Samuel Tabuni lantas menyebutkan bahwa setelah 20 tahun Otsus dibentuk, masyarakat Papua belum merasakan adanya program yang dapat memberi mereka ruang untuk berkembang.
"Hari ini Otsus itu sudah dua puluh tahun, saya selaku generasi muda dan teman-teman seusia saya, kami terus terganggu dengan program yang tidak memberikan ruang besar bagi generasi muda Papua,"
"Dalam waktu yang bersamaan operasi militer terus terjadi di Papua, " kata Samuel.
Lebih lanjut Samuel menyebut, sebagian besar warga Papua yang turun ke jalan dalam kerusuhan belum lama ini adalah kaum muda.
"Di sini hampir 100 persen generasi muda Papua hari ini, Bapak Ibu bisa lihat Bapak Menteri, yang turun di lapangan itu semua anak-anak muda," tutur Samuel.

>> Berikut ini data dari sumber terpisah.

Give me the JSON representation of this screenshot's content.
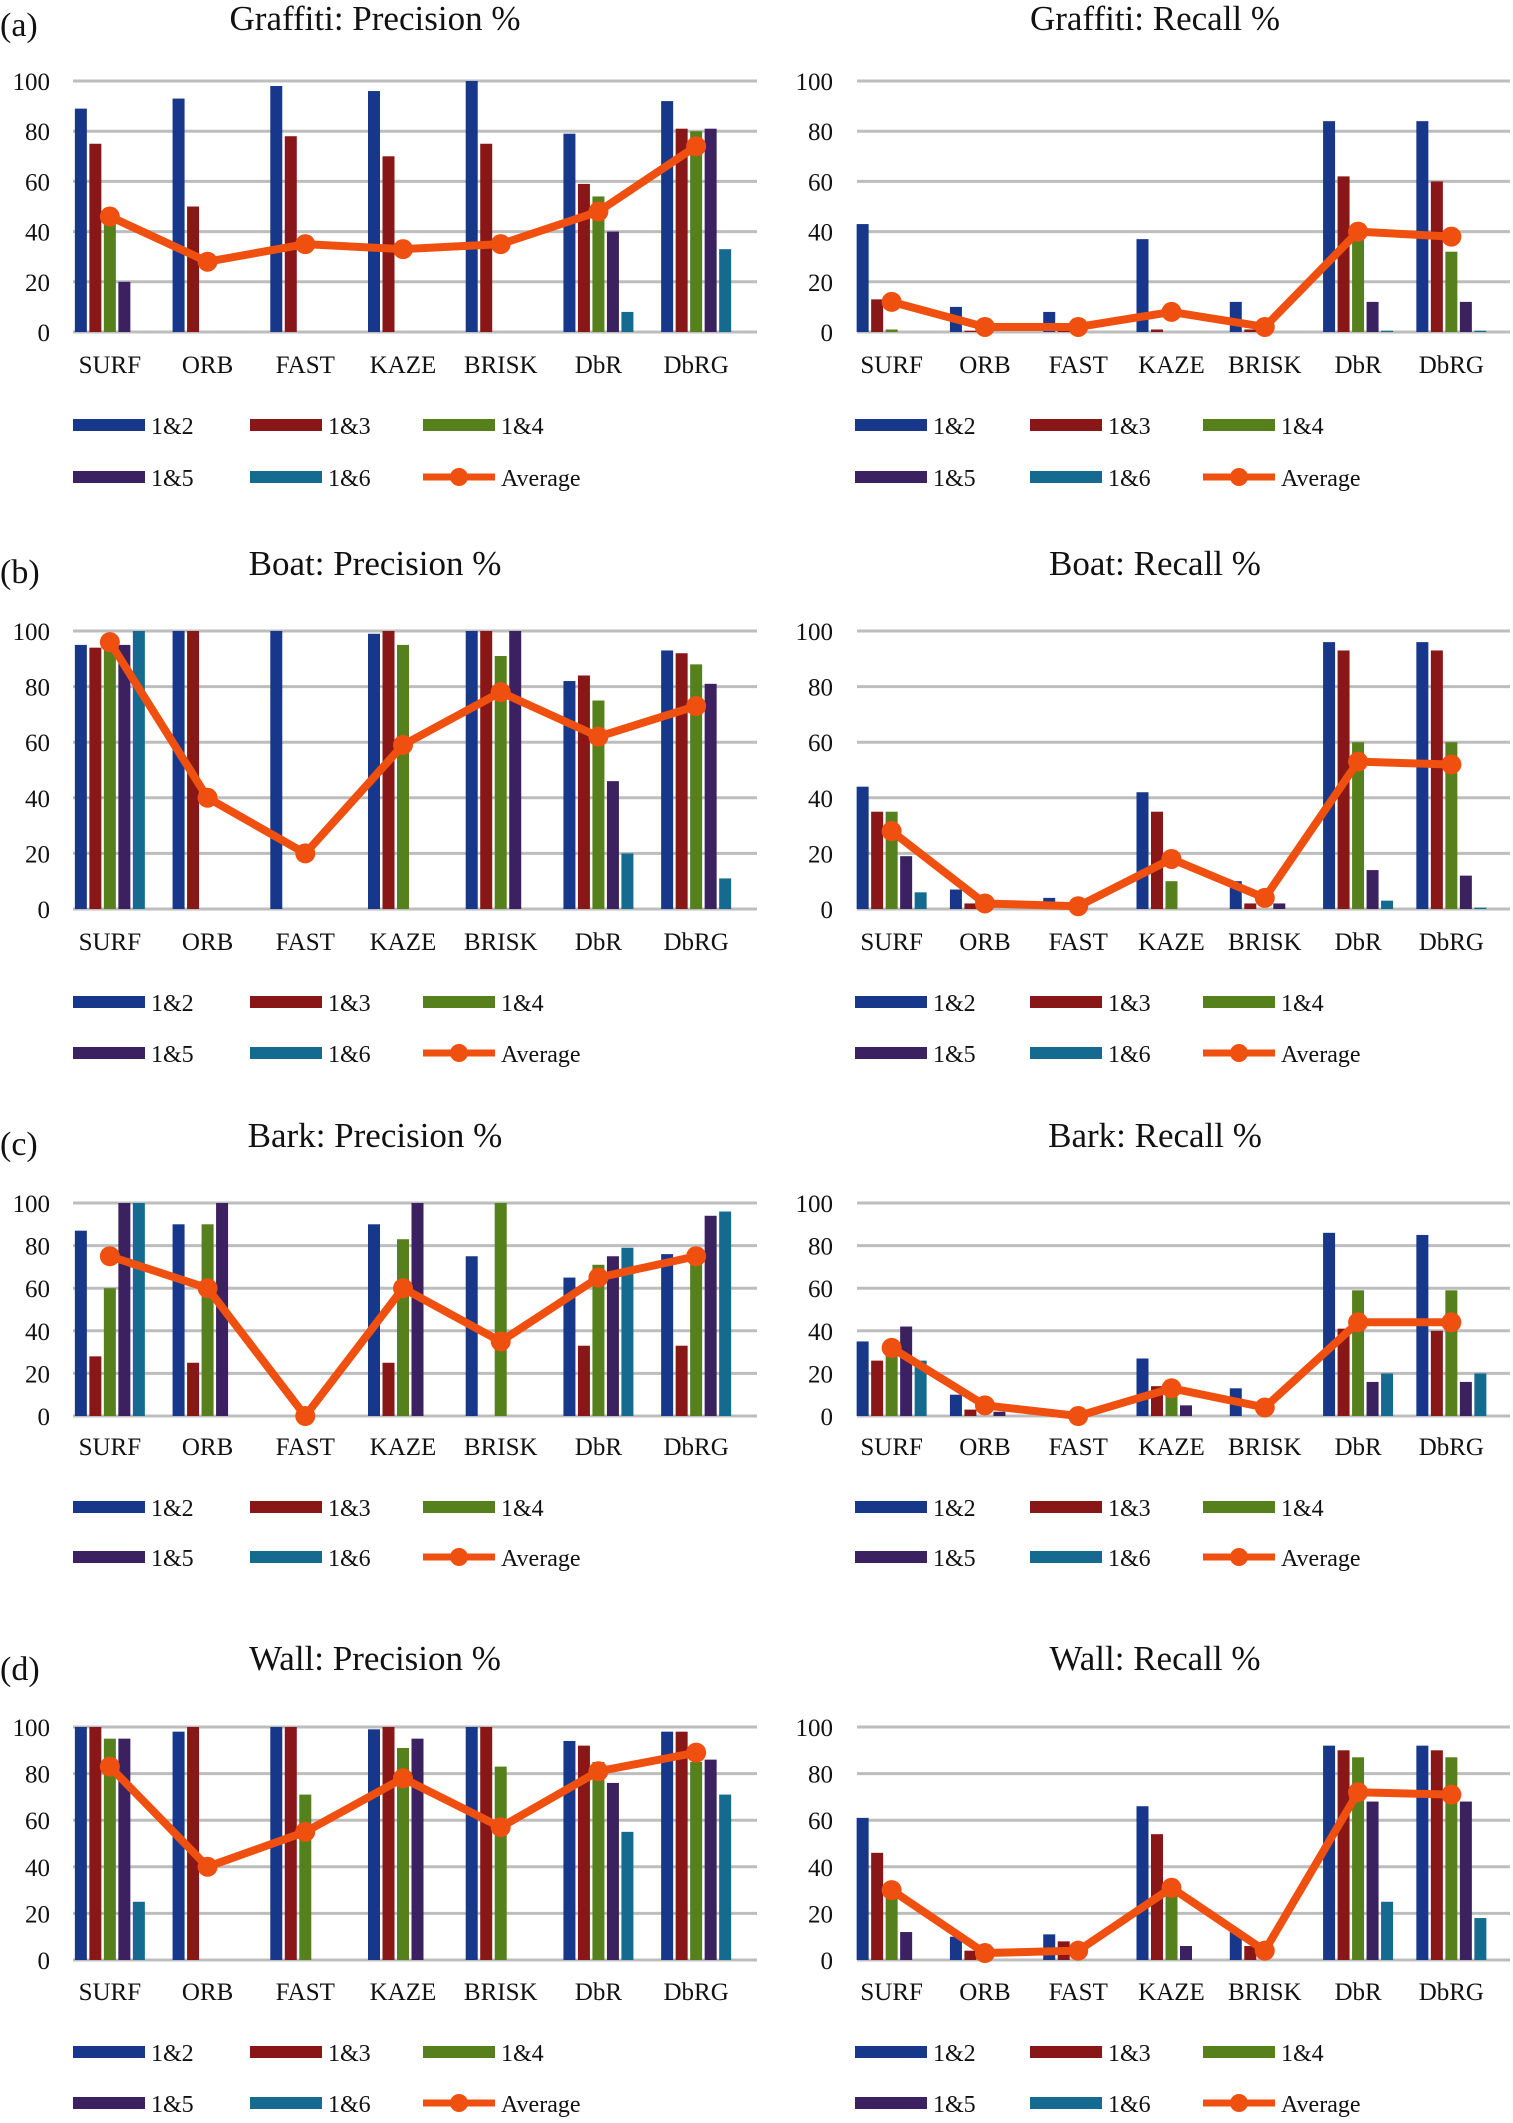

Samuel lantas mengungkapkan, Papua tidak akan mempunyai masa depan yang baik jika terus tak dilibatkan dalam kebijakan pemerintah.
"Sekarang kalau anak-anak muda ini pikirannya kita tidak rangkul, tidak kita berikan ruang untuk mereka terlibat dalam semua kebijakan nasional maupun Provinsi Papua, Papua tidak ada masa depan yang baik di dalam negara ini," lanjutnya.